Trata-se de “não compreender, não fisgar no sentido, mas roçá-lo tão de perto quanto se possa”, disse Lacan no mesmo texto, associando a intervenção chistosa, como a arte de entrelaçar engenhosamente as sílabas às notas musicais.

“O gaio saber admite a extimidade do gozo, ele admite que esse gozo não é, decerto, absorvível no saber, mas que tampouco lhe é exterior. Notemos, quanto a esse aspecto, que o saber alegre não é o saber onipotente, mas aquele que faz passar da impotência ao impossível. Por essa via, ele toca no real” (Miller, 2016 p. 110).

Já Laurent, chama de jaculação, a esse evento de corpo, produzido pela maneira que um significante é veiculado pelo analista, pelo significante que se liga menos ao seu conteúdo semântico do que a “um efeito de sentido real”. Em suas palavras: “Essa interpretação não é o acréscimo de um significante dois com relação a
um significante um. Ela não visa à concatenação ou à produção de uma cadeia significante”. Trata-se de um significante que seria novo em razão de sua capacidade de desencadear um despertar. (LAURENT, 2018, p. 65-71)

Conclusão:

Como já dissemos, a admissão do dito chistoso, começou a ser estudado por Freud em 1890, quando começou a colecionar piadas em relação aos judeus. Só depois da publicação “A Interpretação dos Sonhos”, em 1900, ele publica “Psicopatologia da Vida Cotidiana”, onde o chiste já é apresentado como uma via privilegiada das formações do inconsciente. Porém “O chiste e sua relação com o Inconsciente” só é publicado quatro anos depois, em 1905, junto com “Os três ensaios sobre a teoria sexual”.
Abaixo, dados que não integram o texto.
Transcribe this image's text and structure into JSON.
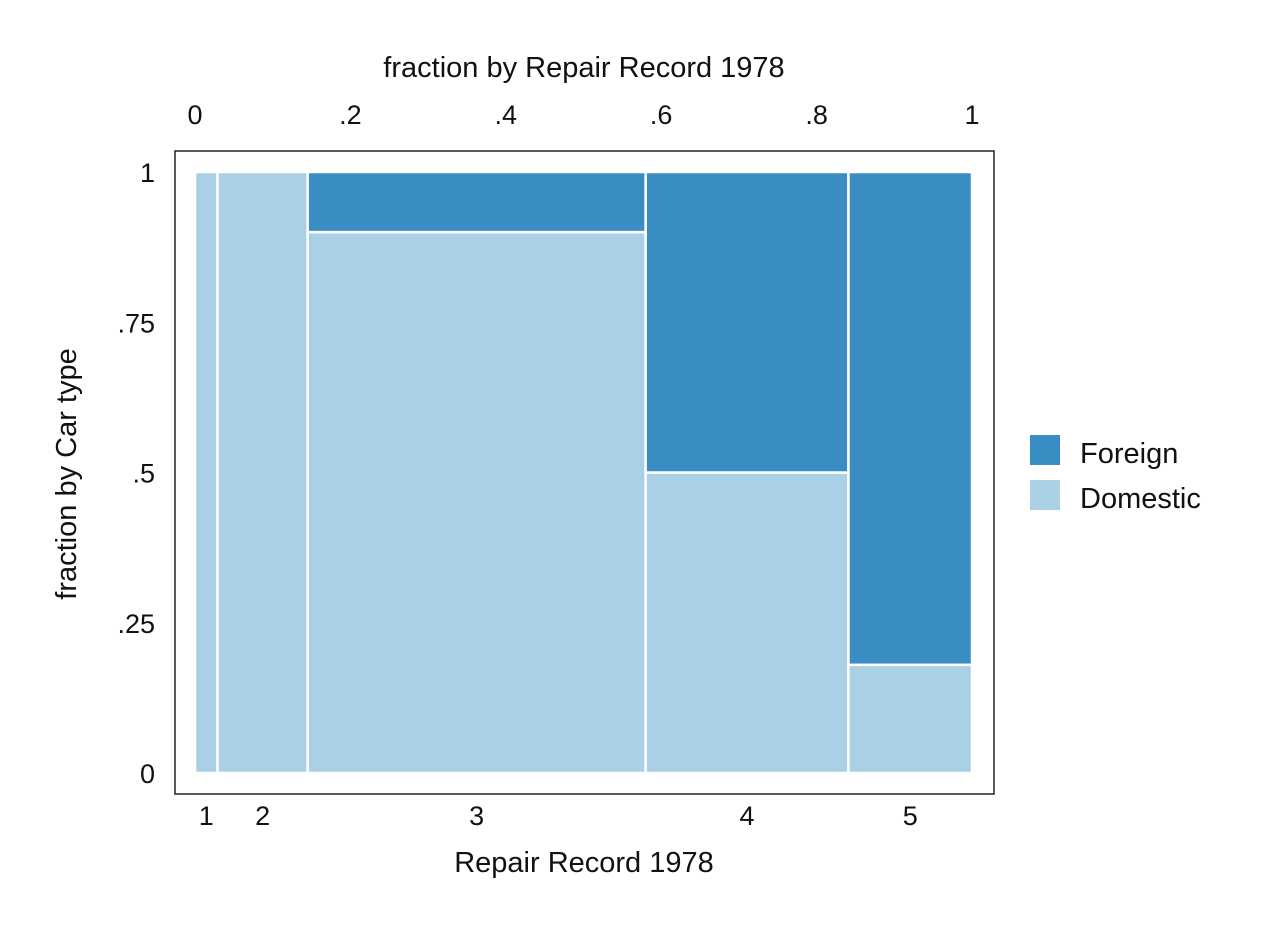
{
  "chart_data": {
    "type": "mosaic",
    "top_axis_title": "fraction by Repair Record 1978",
    "top_ticks": [
      "0",
      ".2",
      ".4",
      ".6",
      ".8",
      "1"
    ],
    "top_tick_values": [
      0,
      0.2,
      0.4,
      0.6,
      0.8,
      1
    ],
    "y_axis_title": "fraction by Car type",
    "y_ticks": [
      "0",
      ".25",
      ".5",
      ".75",
      "1"
    ],
    "y_tick_values": [
      0,
      0.25,
      0.5,
      0.75,
      1
    ],
    "x_axis_title": "Repair Record 1978",
    "categories": [
      "1",
      "2",
      "3",
      "4",
      "5"
    ],
    "category_widths": [
      0.029,
      0.116,
      0.435,
      0.261,
      0.159
    ],
    "series": [
      {
        "name": "Domestic",
        "color": "#a9d0e4",
        "values": [
          1.0,
          1.0,
          0.9,
          0.5,
          0.18
        ]
      },
      {
        "name": "Foreign",
        "color": "#3a8dc2",
        "values": [
          0.0,
          0.0,
          0.1,
          0.5,
          0.82
        ]
      }
    ],
    "legend": [
      "Foreign",
      "Domestic"
    ],
    "legend_position": "right",
    "grid": false
  }
}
Note-se que os textos de 1900 alcançaram enorme sucesso junto ao público em geral, ao contrário dos textos de 1905, quando o primeiro (“O chiste e sua relação com o Inconsciente”) foi e é até hoje, desprezado, mesmo pelos psicanalistas e o segundo, (“Os três ensaios sobre a teoria sexual”), foi fortemente condenado, por admitir o caráter perverso polimorfo à sexualidade infantil.

E, finalmente, só em 1927, ele publica “O Humor”. Seria mera coincidência ou há alguma relação entre o chiste e a sexualidade? Como vêem até hoje esse é um tema pouco abordado pelos analistas. Lacan mesmo, na “A direção da cura e os princípios do seu poder”, não se refere ao uso do chiste ou do humor, como forma de abordagem da posição do sujeito frente ao gozo.

Mas no Seminário 5, “As formações do Inconsciente”, Lacan vai buscar na comédia antiga, Aristophanes, quando zomba de Sócrates, o que ele chama de apogeu de uma obra-prima ímpar, para dizer que “o isso calça as botas da linguagem”. (p. 140/141).

Fala sério, Lacan!!

 

Bibliografia

Birman, Joel. Frente e verso. In: Slavutzky, A; Kupermann, D. (org). Seria trágico… se não fosse cômico. Rio de Janeiro: Civilização Brasileira, 2005.
Freud, S. Obras Completas volume 7: O chiste e sua relação com o inconsciente, imago, Rio de Janeiro, 1905/2006.
————- Obras Completas volume 17: O Humor, Imago, Rio de Janeiro, 1927/2006.
Lacan, J. Televisão in Escritos, Zahar Ed. Rio de Janeiro, 1975/2006.
————- Seminário 5, As formações do inconsciente, zahar, 1999.
Laurent, J. L’interprétation événement”, La Cause du Désir, no. 100, revista de l’Ecole de la Cause Freudienne, 2018.
Miller, Jean-Jacques. Les affects dans l’expérience analytique, La Cause du Désir, no. 93, revista de l’Ecole de la Cause Freudienne, 2016.
Safatle, V. (2005). Sobre um riso que não reconcilia: Ironia e certos modos de funcionamento da ideologia. Margem esquerda: Ensaios marxistas (pp. 131-145). São Paulo: Boitempo.